Comment faire garder votre enfant malade ?

Une angine, une fièvre… votre enfant est malade et doit rester à la maison. Famille, baby-sitter, bénévoles, congés exceptionnels : trouvez la bonne solution de garde !

Pas toujours simple de trouver un moyen de garde pour votre enfant malade quand vous devez travailler.

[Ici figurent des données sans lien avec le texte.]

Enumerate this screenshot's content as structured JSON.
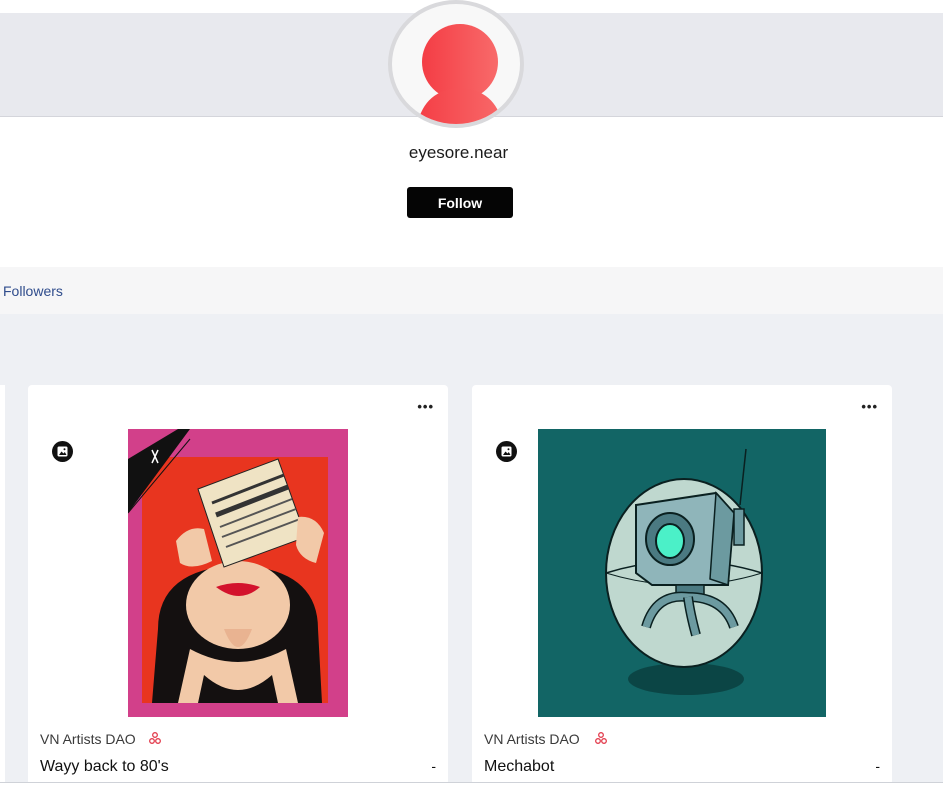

Lorsque la famille n’est pas loin, il est toujours plus facile d’improviser en sollicitant parents ou beaux-parents pour prendre le relais. On peut aussi avoir recours à un voisin que l’on connaît bien, à qui on peut offrir un service en échange, ou à un(e) baby-sitter, solution plus onéreuse. Vous pouvez aussi faire appel à des associations qui proposent les services de bénévoles dans différentes régions – le plus souvent des seniors, parents ou jeunes grands-parents – pour vous dépanner le plus rapidement possible. Cette solidarité est réconfortante lorsqu’on doit affronter un tel imprévu. Quoiqu’il en soit, pour organiser l’assistance à domicile ou chez un proche, votre mutuelle peut vous apporter un sérieux coup de pouce.

 

Des congés exceptionnels

Si vous devez rester au chevet de l’enfant, des congés sont nécessaires. En tant qu’agent de la fonction publique à temps plein, vous avez six jours par an pour soigner un enfant de moins de 16 ans, et sans limitation d’âge si l’enfant est en situation de handicap. Vous pouvez bénéficier de 12 jours annuels si vous assumez seul(e) la garde, si votre conjoint est à la recherche d’un emploi ou s’il n’a pas droit à des congés. Si les deux parents sont fonctionnaires, les 12 jours d’absence peuvent être répartis, selon la charge de travail de chacun. Si vous êtes à temps partiel, c’est à votre responsable des ressources humaines de vous informer sur vos droits en fonction de votre temps de travail.

Des dispositions en cas de maladies plus longues

Certaines maladies ou accidents plus graves rendent la présence des parents indispensable et soutenue, et nécessitent un arrêt total ou partiel de leur activité. Il est alors possible de prendre un congé de présence parentale de 310 jours ouvrés maximum (environ 15 mois) sur une période de trois ans. Dans ce cas, la CAF prévoit une allocation journalière de présence parentale (AJPP).